The amplifier 300 receiving the output signal of the audio signal processor 200 amplifies it and outputs it through a speaker.

As such, when the power is turned off during the normal operation, the mute unit 400 outputs the mute signal to the amplifier 300 to remove the audio signal and the abnormal noise output through the amplifier 300.

At this time, although the power is turned off, the power delay unit 500 outputs the applied power by delaying a predetermined time (20 ms).

The bias adjuster 600 configured as shown in FIG. 5 receiving the delayed voltage of the power delay unit 500 sets the time constant of the resistor R1 and the capacitor C1 to about 20 ms. The audio signal inputted from the 200 is delayed by a set time and transmitted to the amplifier 300.

Accordingly, the amplifier 300 is not immediately turned off when the power is off, but is turned off after a predetermined time elapses.

In more detail, when the power is turned off, the output signal from the audio signal processor 200 suddenly drops as shown in FIG.

However, in the related art, as shown in FIG. 6C, the mute signal of the mute unit 400 is output later than the occurrence time of the abnormal noise, so that the abnormal noise cannot be removed when the power is turned off.

However, according to the present invention, the time of occurrence of abnormal noise is generated later than the mute signal through the power delay unit 500, so that the abnormal noise may be removed by the mute signal.

On the other hand, as shown in (a) of FIG. 7, when the power is turned off, the reset signal falls to low, which is transmitted to the audio signal processing unit 200, which is conventionally reset as shown in (b) of FIG. 7. Due to the short period, the pulse may be misinterpreted as a 'high' signal due to the rising pulse again.

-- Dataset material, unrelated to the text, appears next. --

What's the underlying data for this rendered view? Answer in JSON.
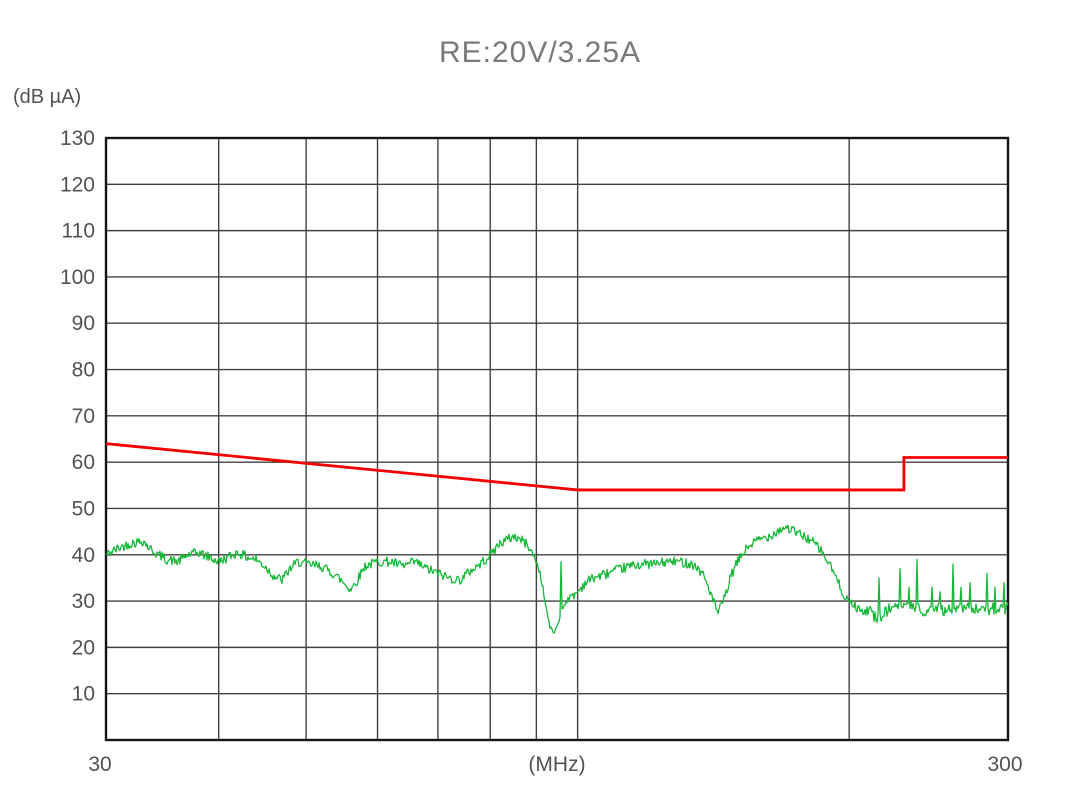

As shown in FIG.

However, in the present invention, as shown in FIG. 8, a reset control unit 700 is provided between the power supply unit 800 and the reset unit 900 connected to the audio signal processing unit 200. As shown in (c), the reset period was kept long enough to prevent abnormal noise.

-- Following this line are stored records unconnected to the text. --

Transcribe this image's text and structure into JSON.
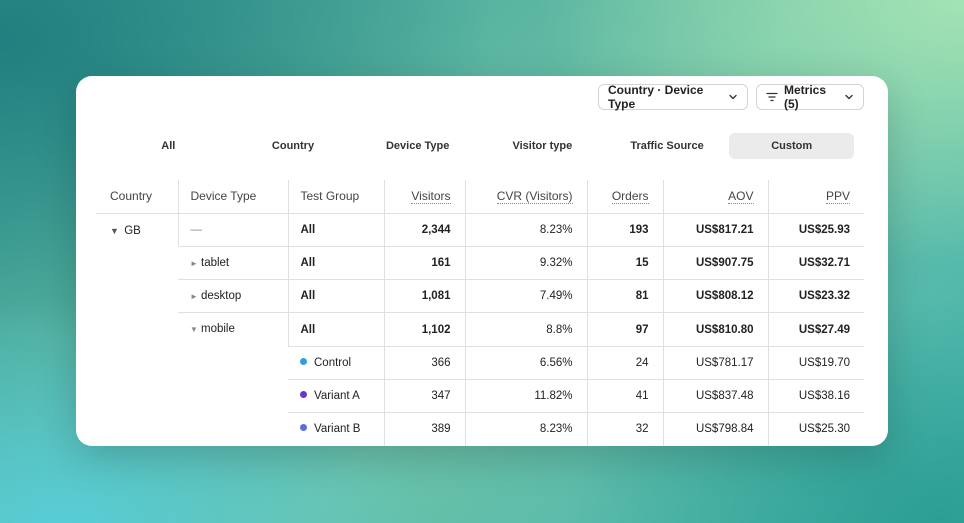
{
  "toolbar": {
    "grouping_label": "Country · Device Type",
    "metrics_label": "Metrics (5)"
  },
  "tabs": [
    {
      "label": "All",
      "active": false
    },
    {
      "label": "Country",
      "active": false
    },
    {
      "label": "Device Type",
      "active": false
    },
    {
      "label": "Visitor type",
      "active": false
    },
    {
      "label": "Traffic Source",
      "active": false
    },
    {
      "label": "Custom",
      "active": true
    }
  ],
  "table": {
    "headers": {
      "country": "Country",
      "device_type": "Device Type",
      "test_group": "Test Group",
      "visitors": "Visitors",
      "cvr": "CVR (Visitors)",
      "orders": "Orders",
      "aov": "AOV",
      "ppv": "PPV"
    },
    "country": "GB",
    "rows": [
      {
        "device": "—",
        "group": "All",
        "visitors": "2,344",
        "cvr": "8.23%",
        "orders": "193",
        "aov": "US$817.21",
        "ppv": "US$25.93"
      },
      {
        "device": "tablet",
        "group": "All",
        "visitors": "161",
        "cvr": "9.32%",
        "orders": "15",
        "aov": "US$907.75",
        "ppv": "US$32.71"
      },
      {
        "device": "desktop",
        "group": "All",
        "visitors": "1,081",
        "cvr": "7.49%",
        "orders": "81",
        "aov": "US$808.12",
        "ppv": "US$23.32"
      },
      {
        "device": "mobile",
        "group": "All",
        "visitors": "1,102",
        "cvr": "8.8%",
        "orders": "97",
        "aov": "US$810.80",
        "ppv": "US$27.49"
      },
      {
        "device": "",
        "group": "Control",
        "group_color": "#2f9fe0",
        "visitors": "366",
        "cvr": "6.56%",
        "orders": "24",
        "aov": "US$781.17",
        "ppv": "US$19.70"
      },
      {
        "device": "",
        "group": "Variant A",
        "group_color": "#6a35d0",
        "visitors": "347",
        "cvr": "11.82%",
        "orders": "41",
        "aov": "US$837.48",
        "ppv": "US$38.16"
      },
      {
        "device": "",
        "group": "Variant B",
        "group_color": "#5a6fd8",
        "visitors": "389",
        "cvr": "8.23%",
        "orders": "32",
        "aov": "US$798.84",
        "ppv": "US$25.30"
      }
    ]
  }
}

As described in detail above, the present invention has an effect of eliminating abnormal noise generated when the power is turned off by adjusting the reset period longer and delaying the audio signal for a predetermined time to be transmitted to the amplifier later than the mute signal.

Claims (1)

A power delay unit outputs a delayed power supply for a predetermined time so that noise is generated later than a mute signal at power off, and demodulates and outputs an intermediate frequency signal from a tuner by an output voltage of the power delay unit at power off. The bias control unit delays the output signal of the audio signal processing unit by a predetermined time and delivers it to the amplification unit, and is connected to the audio signal processing unit to remove secondary abnormal noise caused by a short reset delay period when the power is turned off. TV abnormal noise prevention circuit comprising a reset control unit for adjusting the set delay period.